L'exercice est d'autant plus délicat que j'ai pu juger durant ce premier test grandeur nature que la monture GP n'est pas facile à guider avec le Starbook-S. Sans aucun doute parce-qu'il y a quelques paramètres logiciels à revoir sur le circuit, notamment dans le logiciel PHD Guiding que j'ai adopté pour sa relative simplicité de mise en route.

Malgré cela, le Starbook-S a encore une fois démontré sa capacité à pointer précisément la cible de qualité que j'avais choisi pour inaugurer ce premier autoguidage : Messier 51 (la fameuse grande galaxie des Chiens de Chasse). Je n'avais pas encore photographié cet objet. Après un alignement sur une seule étoile, le Starbook m'a pointé M51 du premier coup sur le capteur de ma caméra DMK. Autant dire que de ce point de vue, ce produit est vraiment au point.

La seconde phase fut d'instaurer l'autoguidage à proprement dit en trouvant une étoile "guide". Fort heureusement une étoile brillante était disponible dans le champ de la caméra de guidage Meade LPI pour pouvoir calibrer le logiciel d'autoguidage. A la suite d'un calibrage d'environ 50 secondes entièrement automatique, le logiciel est passé en guidage. Magique ! L'ordinateur a pris la main et agit à ma place sur les axes de ma monture GP. Pour une première fois, cela surprend autant qu'on croit enfin la victoire acquise !...Mais non, la galère commence car quand on a une monture sensible comme la mienne, il faut s'attendre à passer du temps pour optimiser le guidage en jouant sur les paramètres logiciel et sur les contextes mécaniques de la monture.

Il m'aura fallu 45 précieuses minutes pour me convaincre que le Starbook-S, conformément à ce que certains utilisateurs ont déjà constaté, souffre de rattrapages intempestifs en DEC (Déclinaison). C'est totalement anormal mais il faut s'y faire. En annulant les rattrapages en DEC depuis les paramètres du logiciel d'autoguidage (mode off), cela permet au guidage de se concentrer exclusivement sur les corrections à faire sur l'AD (Ascension Droite). Instantanément, le suivi a été amélioré et les étoiles bien rondes jusqu'au delà des 110 secondes de pose.
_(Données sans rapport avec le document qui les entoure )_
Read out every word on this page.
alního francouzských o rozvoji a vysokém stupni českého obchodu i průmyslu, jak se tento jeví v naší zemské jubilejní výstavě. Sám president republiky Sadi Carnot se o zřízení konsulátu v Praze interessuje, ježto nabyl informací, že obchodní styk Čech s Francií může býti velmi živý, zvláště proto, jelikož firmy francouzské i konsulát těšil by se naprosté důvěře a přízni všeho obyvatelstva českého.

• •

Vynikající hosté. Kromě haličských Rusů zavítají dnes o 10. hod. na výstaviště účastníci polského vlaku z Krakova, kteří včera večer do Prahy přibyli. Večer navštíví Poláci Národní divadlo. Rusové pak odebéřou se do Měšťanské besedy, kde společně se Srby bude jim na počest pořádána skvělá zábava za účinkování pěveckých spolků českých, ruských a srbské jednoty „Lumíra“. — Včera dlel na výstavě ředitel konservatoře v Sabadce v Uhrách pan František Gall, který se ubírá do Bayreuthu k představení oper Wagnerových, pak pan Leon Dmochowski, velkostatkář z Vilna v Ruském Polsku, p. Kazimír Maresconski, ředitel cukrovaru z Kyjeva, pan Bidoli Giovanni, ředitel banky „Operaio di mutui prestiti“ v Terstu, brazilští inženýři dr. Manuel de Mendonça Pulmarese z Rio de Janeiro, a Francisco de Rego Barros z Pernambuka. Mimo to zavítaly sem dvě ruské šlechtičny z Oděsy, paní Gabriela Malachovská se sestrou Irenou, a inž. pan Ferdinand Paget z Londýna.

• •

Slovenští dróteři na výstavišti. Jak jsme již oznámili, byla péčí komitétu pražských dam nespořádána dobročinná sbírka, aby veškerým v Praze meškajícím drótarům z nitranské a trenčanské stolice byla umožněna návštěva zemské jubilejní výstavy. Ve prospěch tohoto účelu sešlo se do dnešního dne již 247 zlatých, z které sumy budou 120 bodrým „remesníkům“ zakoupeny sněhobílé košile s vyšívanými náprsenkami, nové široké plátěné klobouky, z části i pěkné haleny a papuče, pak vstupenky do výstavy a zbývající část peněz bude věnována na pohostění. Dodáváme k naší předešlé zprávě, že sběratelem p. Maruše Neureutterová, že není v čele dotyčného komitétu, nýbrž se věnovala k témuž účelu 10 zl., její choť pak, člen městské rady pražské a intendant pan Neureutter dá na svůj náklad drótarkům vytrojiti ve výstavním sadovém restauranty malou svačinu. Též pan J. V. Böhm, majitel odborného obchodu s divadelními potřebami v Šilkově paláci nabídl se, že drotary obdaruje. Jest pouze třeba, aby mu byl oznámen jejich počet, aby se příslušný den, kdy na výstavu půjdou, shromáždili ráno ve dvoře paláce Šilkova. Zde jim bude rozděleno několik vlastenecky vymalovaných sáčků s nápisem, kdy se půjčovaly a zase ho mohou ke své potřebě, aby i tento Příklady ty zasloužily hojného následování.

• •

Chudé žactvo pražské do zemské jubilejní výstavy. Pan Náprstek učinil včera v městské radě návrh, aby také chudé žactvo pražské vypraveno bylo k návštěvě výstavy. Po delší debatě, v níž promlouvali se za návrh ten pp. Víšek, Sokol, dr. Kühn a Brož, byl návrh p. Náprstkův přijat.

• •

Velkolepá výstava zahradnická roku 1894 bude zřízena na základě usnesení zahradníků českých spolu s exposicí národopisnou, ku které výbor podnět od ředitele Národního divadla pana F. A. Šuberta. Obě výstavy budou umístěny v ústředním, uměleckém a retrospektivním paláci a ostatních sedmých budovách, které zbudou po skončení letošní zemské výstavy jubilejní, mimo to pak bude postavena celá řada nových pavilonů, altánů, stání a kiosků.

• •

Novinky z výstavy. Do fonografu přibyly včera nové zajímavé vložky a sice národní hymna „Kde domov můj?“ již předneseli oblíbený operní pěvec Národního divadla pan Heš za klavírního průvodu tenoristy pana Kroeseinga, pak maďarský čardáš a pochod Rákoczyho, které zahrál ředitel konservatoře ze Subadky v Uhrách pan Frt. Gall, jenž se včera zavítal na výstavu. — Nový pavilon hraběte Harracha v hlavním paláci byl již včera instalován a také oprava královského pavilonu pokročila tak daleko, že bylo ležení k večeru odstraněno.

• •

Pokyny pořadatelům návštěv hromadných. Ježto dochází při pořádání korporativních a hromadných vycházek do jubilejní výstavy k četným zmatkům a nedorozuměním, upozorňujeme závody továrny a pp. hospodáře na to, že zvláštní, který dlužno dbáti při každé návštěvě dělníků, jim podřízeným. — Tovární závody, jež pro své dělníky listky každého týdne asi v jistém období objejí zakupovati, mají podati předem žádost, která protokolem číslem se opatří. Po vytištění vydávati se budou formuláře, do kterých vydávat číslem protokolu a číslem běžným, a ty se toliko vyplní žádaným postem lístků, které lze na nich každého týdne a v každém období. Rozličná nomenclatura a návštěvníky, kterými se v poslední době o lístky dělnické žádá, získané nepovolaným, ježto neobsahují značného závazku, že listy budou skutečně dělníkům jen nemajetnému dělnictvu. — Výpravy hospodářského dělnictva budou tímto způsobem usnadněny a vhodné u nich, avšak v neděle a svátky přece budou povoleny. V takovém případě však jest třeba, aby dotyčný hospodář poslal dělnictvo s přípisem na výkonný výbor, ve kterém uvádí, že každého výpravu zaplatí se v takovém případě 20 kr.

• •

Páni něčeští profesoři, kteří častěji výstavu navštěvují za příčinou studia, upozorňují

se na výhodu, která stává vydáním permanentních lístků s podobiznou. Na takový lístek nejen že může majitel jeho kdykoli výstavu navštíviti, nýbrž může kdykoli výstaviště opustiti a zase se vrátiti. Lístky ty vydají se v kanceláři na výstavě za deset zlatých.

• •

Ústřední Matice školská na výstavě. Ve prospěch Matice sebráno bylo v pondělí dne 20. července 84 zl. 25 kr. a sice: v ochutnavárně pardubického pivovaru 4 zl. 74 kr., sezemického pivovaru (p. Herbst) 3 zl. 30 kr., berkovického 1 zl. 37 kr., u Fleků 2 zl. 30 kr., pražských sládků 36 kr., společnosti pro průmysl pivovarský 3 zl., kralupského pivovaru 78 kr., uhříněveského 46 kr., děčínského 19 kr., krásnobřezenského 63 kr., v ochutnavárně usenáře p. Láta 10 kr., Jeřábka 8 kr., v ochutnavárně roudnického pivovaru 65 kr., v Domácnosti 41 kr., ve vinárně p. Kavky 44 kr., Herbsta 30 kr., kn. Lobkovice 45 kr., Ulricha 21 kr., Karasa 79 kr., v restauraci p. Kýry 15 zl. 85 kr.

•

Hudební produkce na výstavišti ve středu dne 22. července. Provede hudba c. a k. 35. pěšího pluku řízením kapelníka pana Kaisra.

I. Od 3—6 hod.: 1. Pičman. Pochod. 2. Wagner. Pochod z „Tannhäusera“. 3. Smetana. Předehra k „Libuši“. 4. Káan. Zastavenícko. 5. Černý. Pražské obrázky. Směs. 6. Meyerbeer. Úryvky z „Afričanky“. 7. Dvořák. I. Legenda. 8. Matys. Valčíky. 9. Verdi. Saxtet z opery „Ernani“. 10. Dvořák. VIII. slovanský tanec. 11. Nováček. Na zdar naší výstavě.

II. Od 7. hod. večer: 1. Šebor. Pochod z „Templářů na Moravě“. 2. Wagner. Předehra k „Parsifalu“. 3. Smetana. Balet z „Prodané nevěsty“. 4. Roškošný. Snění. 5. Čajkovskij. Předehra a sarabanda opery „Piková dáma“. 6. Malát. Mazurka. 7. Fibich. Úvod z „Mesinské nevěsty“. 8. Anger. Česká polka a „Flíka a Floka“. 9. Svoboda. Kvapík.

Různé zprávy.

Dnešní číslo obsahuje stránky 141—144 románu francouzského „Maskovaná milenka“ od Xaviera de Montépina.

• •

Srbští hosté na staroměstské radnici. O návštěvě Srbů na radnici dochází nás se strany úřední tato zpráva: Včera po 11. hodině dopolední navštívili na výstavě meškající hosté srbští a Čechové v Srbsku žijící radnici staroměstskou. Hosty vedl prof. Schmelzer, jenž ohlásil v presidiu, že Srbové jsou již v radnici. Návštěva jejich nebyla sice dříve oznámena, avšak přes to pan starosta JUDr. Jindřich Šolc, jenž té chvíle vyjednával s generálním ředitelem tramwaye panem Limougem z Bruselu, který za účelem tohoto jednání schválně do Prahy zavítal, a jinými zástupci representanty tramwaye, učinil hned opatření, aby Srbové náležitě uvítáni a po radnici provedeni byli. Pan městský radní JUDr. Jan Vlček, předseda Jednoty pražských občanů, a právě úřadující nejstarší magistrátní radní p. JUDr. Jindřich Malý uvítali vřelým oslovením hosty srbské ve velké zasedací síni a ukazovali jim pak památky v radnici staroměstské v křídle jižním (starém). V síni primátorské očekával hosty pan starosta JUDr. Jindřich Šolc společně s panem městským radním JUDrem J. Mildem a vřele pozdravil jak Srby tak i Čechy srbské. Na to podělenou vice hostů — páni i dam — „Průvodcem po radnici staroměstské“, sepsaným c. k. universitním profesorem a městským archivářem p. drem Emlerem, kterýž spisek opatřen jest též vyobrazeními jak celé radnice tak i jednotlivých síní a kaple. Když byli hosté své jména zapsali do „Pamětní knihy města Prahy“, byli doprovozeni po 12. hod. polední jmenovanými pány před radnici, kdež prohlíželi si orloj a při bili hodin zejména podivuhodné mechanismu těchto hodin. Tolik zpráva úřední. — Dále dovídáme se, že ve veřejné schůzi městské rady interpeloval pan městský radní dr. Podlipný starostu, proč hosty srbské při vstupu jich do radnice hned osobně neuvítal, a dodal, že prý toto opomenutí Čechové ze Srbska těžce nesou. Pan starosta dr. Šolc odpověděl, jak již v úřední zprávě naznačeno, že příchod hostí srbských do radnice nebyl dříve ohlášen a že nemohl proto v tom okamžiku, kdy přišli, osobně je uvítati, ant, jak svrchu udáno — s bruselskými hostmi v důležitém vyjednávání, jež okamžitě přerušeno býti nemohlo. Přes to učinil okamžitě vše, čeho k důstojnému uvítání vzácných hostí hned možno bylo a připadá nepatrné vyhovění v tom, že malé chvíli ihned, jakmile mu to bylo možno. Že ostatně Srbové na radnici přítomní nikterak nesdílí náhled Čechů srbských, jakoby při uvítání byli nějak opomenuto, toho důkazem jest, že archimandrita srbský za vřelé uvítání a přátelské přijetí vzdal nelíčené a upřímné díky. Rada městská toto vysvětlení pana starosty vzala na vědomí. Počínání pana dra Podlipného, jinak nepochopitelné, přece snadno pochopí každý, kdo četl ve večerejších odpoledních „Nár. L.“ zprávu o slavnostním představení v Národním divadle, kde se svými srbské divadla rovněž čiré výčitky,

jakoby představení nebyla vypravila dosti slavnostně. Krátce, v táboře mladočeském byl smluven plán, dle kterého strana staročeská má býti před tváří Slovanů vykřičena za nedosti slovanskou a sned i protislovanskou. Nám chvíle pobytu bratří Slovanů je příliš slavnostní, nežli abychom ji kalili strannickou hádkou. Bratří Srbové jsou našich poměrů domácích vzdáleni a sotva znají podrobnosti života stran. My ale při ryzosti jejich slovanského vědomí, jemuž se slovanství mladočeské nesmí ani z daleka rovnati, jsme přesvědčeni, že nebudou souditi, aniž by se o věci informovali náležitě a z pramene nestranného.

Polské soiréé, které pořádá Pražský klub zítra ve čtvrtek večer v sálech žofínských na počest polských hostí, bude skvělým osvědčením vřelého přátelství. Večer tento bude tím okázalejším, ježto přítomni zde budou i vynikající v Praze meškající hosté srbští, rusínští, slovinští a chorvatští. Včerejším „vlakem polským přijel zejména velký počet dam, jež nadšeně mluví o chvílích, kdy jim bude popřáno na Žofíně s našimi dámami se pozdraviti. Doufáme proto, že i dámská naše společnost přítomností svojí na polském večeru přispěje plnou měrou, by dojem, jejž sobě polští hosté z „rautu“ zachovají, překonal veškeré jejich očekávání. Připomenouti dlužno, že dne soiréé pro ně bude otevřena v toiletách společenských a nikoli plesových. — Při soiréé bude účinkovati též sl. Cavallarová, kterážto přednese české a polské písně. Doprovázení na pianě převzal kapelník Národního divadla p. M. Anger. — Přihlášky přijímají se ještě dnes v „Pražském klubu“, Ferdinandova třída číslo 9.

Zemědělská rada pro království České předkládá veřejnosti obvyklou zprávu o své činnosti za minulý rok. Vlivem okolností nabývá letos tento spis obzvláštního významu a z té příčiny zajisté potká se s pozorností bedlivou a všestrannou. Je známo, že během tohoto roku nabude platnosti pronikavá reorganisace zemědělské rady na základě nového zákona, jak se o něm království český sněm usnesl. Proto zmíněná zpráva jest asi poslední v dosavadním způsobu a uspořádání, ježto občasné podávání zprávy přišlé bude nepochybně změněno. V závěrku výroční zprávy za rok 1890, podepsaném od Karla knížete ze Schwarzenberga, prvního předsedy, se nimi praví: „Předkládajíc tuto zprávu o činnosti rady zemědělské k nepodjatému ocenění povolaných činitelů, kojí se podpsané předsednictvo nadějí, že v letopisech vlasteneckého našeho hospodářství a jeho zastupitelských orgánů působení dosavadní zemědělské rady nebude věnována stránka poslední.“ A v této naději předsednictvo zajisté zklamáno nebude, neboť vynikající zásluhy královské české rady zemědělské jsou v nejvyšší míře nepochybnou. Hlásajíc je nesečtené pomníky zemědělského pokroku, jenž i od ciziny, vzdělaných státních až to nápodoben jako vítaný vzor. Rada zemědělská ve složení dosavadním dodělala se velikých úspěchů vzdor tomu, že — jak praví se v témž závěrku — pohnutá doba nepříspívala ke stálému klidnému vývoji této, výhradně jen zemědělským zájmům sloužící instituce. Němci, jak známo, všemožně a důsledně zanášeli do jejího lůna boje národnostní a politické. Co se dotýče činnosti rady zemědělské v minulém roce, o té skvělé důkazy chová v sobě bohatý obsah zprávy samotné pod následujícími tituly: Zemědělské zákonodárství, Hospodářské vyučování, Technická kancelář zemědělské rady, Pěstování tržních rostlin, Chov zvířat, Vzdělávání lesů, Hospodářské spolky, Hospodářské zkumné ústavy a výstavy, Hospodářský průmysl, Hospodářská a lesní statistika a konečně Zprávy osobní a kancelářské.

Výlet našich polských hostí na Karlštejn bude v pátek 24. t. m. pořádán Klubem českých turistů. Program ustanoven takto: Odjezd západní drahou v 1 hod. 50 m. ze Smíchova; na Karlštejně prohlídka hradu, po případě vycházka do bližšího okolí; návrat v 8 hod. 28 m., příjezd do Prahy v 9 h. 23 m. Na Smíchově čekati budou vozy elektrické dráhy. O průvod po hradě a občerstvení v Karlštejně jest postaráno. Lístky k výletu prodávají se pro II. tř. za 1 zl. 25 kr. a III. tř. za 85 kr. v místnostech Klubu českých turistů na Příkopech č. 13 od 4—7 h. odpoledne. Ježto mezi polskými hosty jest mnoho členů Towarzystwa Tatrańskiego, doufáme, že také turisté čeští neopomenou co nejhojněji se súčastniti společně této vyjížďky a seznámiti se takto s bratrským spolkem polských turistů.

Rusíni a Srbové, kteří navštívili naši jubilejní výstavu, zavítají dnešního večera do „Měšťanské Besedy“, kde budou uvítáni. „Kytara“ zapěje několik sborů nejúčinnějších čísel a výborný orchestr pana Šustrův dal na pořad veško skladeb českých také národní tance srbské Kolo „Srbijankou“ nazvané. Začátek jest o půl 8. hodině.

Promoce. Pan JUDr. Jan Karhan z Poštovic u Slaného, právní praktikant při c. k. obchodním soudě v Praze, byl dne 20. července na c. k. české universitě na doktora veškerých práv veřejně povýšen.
Malheureusement, je suis parvenu à ces performances encourageantes alors que la monture se précipitai en fin de course (altitude élevée pour M51 à plus de 85°). Autrement dit, ma première prise CCD avec autoguidage se limita à 9 poses de 110 secondes chacune.

Ce qui me rassure dans cette aventure, en parcourant de nombreux forums, c'est que même des astrophotographes équipés de très bonnes montures se sont un jour cassé la tête sur l'autoguidage avant d'arriver à des résultats optimaux.

A bientôt pour la poursuite du programme...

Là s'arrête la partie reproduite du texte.